Steve Suphan’s recent blog on Buddhism in Thailand inspired me to interrupt my rather predictable chronological blog sequence to have a bit of a rant about the state of drinking in Thailand. Or, to be more precise, to comment on what happens in Thailand if you don’t drink alcohol. My conclusion is that unless you are a monk, you are somewhat of a curiosity if you don’t drink.
Ever since I started planning my first visit to Thailand I spent a lot of time hanging out at my local Thai Wat, in the vain hope of improving my Thai language skills. The unanticipated side-effect was to turn me into a Buddhist. And when the Wat imported a monk with good enough English skills to teach me meditation and Dhamma it was all downhill (or is that uphill?) from that point. A meditation retreat convinced me that I actually feel much better when I don’t drink alcohol.
So on my trip to Thailand last month I had to not only ward off excessive quantities of food with the admonition “im laew” (full already), but also offers of beer and whiskey with “mai mao”. I don’t believe that is very good Thai, since the meaning is more like “I am not drunk” than “I don’t drink”, but, as I said, hanging out at the Wat never did do as much for my Thai as I hoped.
As anyone with more than a passing knowledge of Buddhism knows, lay people usually undertake to follow five precepts. No killing, stealing, cheating on your spouse, or “false or harmful speech”. Most Buddhists (or even non-Buddhists!) don’t argue with those first four, even if they don’t always follow them to the letter. But what about number five? According to my chanting manual it reads: “I undertake the precept to refrain from consuming intoxicating drinks and drugs which lead to carelessness.”
OK, so if 95% of Thai are Buddhist why do more than 5% of them drink alcohol? Well, of course, you make the vow in Pali: “Surameraya majja pamadattana….” so you can always plead ignorance (“Is that really what I said?”). And there’s a bit of an out with that “carelessness” thing (an out that I used to use): “I’m not careless when I drink so it’s OK…” Furthermore, I’ve heard that some Thai do the western equivalent of crossing their fingers when they make a promise: only putting four, not five, fingers together while reciting.
I should emphasise here that I’m not on some sort of moral crusade. Buddhism is about making your own choices, and taking responsibility for your own actions. In my view it’s not about preaching to, or criticising, others. I don’t really care whether other people drink, I just choose not to right now.
Anyway, back to the trip.

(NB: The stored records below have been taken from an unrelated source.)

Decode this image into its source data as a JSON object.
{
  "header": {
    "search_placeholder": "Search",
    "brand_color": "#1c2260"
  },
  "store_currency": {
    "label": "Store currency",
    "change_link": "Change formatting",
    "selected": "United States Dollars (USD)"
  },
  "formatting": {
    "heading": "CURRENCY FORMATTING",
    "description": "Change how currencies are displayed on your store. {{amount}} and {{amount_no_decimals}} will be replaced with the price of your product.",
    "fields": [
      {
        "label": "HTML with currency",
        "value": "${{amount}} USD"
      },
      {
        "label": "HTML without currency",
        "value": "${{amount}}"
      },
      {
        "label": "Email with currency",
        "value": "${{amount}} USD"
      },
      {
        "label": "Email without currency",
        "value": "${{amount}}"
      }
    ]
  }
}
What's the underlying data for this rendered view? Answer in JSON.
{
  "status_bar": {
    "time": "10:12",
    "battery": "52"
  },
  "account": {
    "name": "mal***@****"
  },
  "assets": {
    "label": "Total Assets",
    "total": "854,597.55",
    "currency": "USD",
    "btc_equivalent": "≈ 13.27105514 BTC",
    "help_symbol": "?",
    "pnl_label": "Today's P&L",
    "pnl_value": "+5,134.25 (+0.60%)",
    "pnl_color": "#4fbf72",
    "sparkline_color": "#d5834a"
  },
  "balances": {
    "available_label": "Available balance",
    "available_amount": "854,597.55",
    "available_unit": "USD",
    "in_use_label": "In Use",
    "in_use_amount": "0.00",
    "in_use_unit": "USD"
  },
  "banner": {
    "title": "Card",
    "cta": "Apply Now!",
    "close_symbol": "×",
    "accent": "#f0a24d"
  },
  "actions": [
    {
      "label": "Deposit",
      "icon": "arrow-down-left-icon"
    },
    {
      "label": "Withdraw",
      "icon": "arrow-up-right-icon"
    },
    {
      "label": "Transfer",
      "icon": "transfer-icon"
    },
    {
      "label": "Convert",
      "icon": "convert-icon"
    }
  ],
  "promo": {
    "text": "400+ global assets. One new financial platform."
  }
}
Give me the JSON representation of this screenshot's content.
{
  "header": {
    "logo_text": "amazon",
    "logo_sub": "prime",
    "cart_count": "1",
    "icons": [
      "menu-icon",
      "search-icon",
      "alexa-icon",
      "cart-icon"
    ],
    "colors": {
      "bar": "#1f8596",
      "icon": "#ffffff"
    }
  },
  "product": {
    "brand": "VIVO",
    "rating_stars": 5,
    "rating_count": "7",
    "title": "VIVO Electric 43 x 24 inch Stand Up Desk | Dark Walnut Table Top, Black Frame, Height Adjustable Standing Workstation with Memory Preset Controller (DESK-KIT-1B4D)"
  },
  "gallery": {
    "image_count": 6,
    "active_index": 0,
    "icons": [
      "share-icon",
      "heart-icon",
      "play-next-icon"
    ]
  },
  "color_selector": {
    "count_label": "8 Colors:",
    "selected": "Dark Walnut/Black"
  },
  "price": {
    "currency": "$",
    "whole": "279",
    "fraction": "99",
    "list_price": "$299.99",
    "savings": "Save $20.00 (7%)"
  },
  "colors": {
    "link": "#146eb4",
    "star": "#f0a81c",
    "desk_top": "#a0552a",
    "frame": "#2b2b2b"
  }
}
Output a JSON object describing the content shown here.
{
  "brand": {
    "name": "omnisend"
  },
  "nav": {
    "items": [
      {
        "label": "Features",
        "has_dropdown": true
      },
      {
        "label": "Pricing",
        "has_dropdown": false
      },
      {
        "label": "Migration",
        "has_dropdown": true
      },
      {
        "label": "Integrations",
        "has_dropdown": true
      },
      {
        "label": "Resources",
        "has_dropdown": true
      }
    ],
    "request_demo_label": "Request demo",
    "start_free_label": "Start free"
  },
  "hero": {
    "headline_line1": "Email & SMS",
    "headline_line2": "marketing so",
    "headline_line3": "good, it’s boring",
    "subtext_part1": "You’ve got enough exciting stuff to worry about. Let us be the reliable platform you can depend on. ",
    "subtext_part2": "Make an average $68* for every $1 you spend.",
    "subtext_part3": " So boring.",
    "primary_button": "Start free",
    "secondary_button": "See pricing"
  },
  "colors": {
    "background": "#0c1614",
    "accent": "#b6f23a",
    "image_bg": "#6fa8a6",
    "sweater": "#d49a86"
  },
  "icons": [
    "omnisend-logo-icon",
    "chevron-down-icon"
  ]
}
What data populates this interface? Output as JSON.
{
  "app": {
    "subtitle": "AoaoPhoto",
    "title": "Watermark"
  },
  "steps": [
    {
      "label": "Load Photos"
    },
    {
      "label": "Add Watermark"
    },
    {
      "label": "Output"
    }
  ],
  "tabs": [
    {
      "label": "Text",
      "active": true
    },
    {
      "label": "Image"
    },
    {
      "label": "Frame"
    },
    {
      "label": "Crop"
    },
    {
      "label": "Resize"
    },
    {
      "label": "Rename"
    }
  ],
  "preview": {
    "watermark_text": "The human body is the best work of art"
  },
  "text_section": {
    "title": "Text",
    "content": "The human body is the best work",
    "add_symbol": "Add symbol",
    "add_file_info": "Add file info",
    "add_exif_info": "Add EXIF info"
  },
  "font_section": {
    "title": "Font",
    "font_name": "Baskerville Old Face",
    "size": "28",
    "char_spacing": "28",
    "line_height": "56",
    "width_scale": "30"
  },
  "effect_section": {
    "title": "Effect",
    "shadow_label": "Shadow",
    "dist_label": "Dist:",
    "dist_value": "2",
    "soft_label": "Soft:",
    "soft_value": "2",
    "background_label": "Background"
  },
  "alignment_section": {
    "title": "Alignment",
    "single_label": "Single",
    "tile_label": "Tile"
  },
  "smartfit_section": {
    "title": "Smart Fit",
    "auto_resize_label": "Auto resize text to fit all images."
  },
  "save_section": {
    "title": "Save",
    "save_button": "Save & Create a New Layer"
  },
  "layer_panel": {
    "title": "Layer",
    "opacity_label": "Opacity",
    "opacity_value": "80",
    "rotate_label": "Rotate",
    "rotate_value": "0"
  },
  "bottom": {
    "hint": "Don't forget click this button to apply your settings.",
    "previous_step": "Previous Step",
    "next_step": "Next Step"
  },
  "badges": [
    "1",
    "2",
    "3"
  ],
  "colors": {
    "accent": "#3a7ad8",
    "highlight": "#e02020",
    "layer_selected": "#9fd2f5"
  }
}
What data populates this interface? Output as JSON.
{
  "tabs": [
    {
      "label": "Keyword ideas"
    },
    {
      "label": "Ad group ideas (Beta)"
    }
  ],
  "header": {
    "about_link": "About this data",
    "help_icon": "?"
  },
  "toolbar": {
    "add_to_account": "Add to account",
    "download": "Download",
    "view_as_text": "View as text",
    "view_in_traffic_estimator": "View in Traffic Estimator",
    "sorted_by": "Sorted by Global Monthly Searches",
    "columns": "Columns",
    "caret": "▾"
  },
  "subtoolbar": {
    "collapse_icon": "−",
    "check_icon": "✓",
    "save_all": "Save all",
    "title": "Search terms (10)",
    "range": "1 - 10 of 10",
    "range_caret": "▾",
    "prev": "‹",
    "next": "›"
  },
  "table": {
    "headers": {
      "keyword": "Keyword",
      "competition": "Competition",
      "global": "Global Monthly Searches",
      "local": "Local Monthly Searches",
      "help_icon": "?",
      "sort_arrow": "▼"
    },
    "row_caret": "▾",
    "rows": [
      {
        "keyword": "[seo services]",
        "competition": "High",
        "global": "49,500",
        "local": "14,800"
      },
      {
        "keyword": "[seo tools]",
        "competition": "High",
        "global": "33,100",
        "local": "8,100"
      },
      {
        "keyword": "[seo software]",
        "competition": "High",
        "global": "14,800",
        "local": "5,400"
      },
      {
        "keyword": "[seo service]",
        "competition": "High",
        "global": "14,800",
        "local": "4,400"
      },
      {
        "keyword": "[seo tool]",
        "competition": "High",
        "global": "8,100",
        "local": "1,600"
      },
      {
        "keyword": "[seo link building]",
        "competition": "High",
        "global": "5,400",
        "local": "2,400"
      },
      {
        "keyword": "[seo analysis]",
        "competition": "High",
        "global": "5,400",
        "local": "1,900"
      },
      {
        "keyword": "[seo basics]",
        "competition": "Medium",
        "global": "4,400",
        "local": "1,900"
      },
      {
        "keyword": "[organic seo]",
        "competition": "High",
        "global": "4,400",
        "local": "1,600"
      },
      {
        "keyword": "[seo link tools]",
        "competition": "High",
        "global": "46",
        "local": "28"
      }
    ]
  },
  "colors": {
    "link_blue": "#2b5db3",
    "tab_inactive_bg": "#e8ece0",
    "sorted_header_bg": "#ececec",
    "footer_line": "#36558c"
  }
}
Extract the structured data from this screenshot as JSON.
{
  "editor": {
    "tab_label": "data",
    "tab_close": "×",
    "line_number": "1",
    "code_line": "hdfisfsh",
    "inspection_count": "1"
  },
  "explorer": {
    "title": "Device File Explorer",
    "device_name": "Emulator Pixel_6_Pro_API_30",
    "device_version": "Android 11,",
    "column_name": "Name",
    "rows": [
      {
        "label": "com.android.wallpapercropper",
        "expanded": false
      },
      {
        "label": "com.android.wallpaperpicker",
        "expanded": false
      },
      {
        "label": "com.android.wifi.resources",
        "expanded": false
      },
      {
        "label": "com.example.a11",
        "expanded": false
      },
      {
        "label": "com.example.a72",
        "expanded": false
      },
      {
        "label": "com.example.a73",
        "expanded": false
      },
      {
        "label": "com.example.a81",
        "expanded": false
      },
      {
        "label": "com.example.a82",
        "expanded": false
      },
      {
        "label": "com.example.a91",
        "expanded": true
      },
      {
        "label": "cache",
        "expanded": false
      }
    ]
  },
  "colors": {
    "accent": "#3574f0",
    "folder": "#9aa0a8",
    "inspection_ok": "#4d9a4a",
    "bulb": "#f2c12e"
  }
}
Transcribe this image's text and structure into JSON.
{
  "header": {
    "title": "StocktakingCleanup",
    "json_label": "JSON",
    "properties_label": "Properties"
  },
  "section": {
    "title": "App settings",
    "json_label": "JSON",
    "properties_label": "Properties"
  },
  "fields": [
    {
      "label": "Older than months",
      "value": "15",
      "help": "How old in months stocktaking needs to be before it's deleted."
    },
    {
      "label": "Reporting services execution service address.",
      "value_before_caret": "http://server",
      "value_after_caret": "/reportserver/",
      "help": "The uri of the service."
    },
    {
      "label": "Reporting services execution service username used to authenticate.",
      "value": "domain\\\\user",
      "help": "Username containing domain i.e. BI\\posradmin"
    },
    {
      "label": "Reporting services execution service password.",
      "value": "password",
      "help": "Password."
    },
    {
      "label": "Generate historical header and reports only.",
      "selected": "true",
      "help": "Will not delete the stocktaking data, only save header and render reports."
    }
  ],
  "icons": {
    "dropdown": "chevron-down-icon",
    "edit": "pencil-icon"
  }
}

I have no problem enjoying myself without drinking. In fact, being sober didn’t stop me making a complete fool of myself in a Nong Khai disco. Of course, the fact that everyone else was too drunk to notice how silly I looked helped… But I digress…
Out in Issan, in particular, drinking alcohol seemed to be almost a requirement. Get up, have a drink to alleviate the hangover, take some food to the Wat for the monks, have breakfast… My first morning in Nong Khai I staggered out of bed to find a table of of super-spicy food accompanied by some sort of Mekhong Whiskey cocktail. And during Songkran I was met with incredulity when I attempted to refuse the numerous offers of beer and other drinks. Not only was I a Farang, but I was an odd Farang who didn’t drink.
Occasionally I managed to get the point across that I wasn’t drinking because I was a Buddhist. This impressed one or two people. All women, as I recall, My impression is that Thai women take Buddhism more seriously than their men, despite the fact that most of the men have spent at least a few weeks as a monk at some point in their lives. Perhaps some of the comments on Steve’s blog about Buddhism being a good pickup line in Thailand are valid…
After a while I started to feel like the only grown person in the province outside the monkhood who didn’t drink alcohol. But during a break in the Songkran celebrations I found one or two others when I stumbled across a guesthouse run by an American and his Thai wife.
The American was very friendly. I was only really interested in photographing the sign, but he insisted that I sit down and offered me some water. He then proceeded to lecture me on how the Thai needed to find Jesus in order to give up drinking. I did have a momentary urge to argue. To tell him that as far as I could recall the Ten Commandments didn’t say anything about drinking. Perhaps if he wanted Thai to stop drinking then assisting them to take their own religion more seriously might be a better strategy than trying to impose Christianity on them. But I’ve learned from bitter experience not to bother arguing with people who believe in God, so I sipped my water politely and strolled, soberly, but happily, back to the celebrations.